Compute the torque experimenced by a magnetic needle in a uniform magnetic field.

Consider a magnet of length 2l of pole strength `q_(m)` kept in a uniform magnetic field `vecB` as shown in Figure. Each pole experiences a force of magnitude `q_(m)B` but acts opposite direction.
Therefore, the net force exerted on the magnet is zero, so that there is no translatory motion.
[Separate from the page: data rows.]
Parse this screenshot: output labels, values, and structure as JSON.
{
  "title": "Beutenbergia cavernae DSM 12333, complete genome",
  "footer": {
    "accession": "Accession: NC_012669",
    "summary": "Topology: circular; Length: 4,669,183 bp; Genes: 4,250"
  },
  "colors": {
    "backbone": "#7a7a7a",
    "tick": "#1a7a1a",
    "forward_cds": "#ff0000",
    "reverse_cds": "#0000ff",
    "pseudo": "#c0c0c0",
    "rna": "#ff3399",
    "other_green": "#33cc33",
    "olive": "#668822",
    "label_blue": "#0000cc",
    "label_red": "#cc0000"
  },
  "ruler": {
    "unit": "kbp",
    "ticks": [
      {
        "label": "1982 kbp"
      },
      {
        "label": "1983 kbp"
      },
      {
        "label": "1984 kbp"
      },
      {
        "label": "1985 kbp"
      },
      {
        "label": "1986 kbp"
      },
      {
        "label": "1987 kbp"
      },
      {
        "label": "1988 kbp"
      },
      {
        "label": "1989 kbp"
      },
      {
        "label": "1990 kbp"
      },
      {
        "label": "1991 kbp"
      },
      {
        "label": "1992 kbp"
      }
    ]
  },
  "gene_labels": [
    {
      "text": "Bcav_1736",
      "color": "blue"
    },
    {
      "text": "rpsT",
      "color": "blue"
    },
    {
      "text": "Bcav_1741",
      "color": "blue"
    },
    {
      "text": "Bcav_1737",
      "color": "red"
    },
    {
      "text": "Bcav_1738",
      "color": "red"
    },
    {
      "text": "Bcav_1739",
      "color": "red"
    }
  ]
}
These two forces constitute a couple ( about midpoint of bar magnet ) which will rotate and try to align in the direction of the magnetic field `vecB`.

The force experienced by north pole,
`vecF_(N) = q_(m) vecB` .....(1)
The force experienced by south pole,
`vecF_(S) = - q_(m) vecB` ...(2)
Adding equations (1) and (2) , we get the net force acting on the dipole as
`vecF = vecF_(N) + vecF_(S) = vec0`
This implies, that the net force acting on the dipole is zero , but forms a couple which tends to rotate the bar magnet clockwise ( here ) in order to align it along `vecB`.
The moment of force or torque experienced by north and south pole about point O is
`vec tau = vec(ON) xx vecF_(N) + vec(OS) xx vecF_(S) `
` vectau = vec(ON) xx q_(m) vecB + vec(OS) xx (-q_(m) vecB)`
By using right hand cork screw rule, we conclude that the total torque is pointing into the paper . Since the magnitudes
`|vec(ON)|= |vec(OS)| = l " and " |q_(m) vecB| = |- q_(m) vecB|`, magnitude of total torque about point O
`tau = l xx q_(m) B sin theta + l xx q_(m) B sin theta`
` tau = 2l xx q_(m)B sin theta`
` tau = p_(m) Bsin theta" " (.:. q_(m) xx 2l = p_(m))`
In vector notation , `vectau = vecp_(m) xx vecB`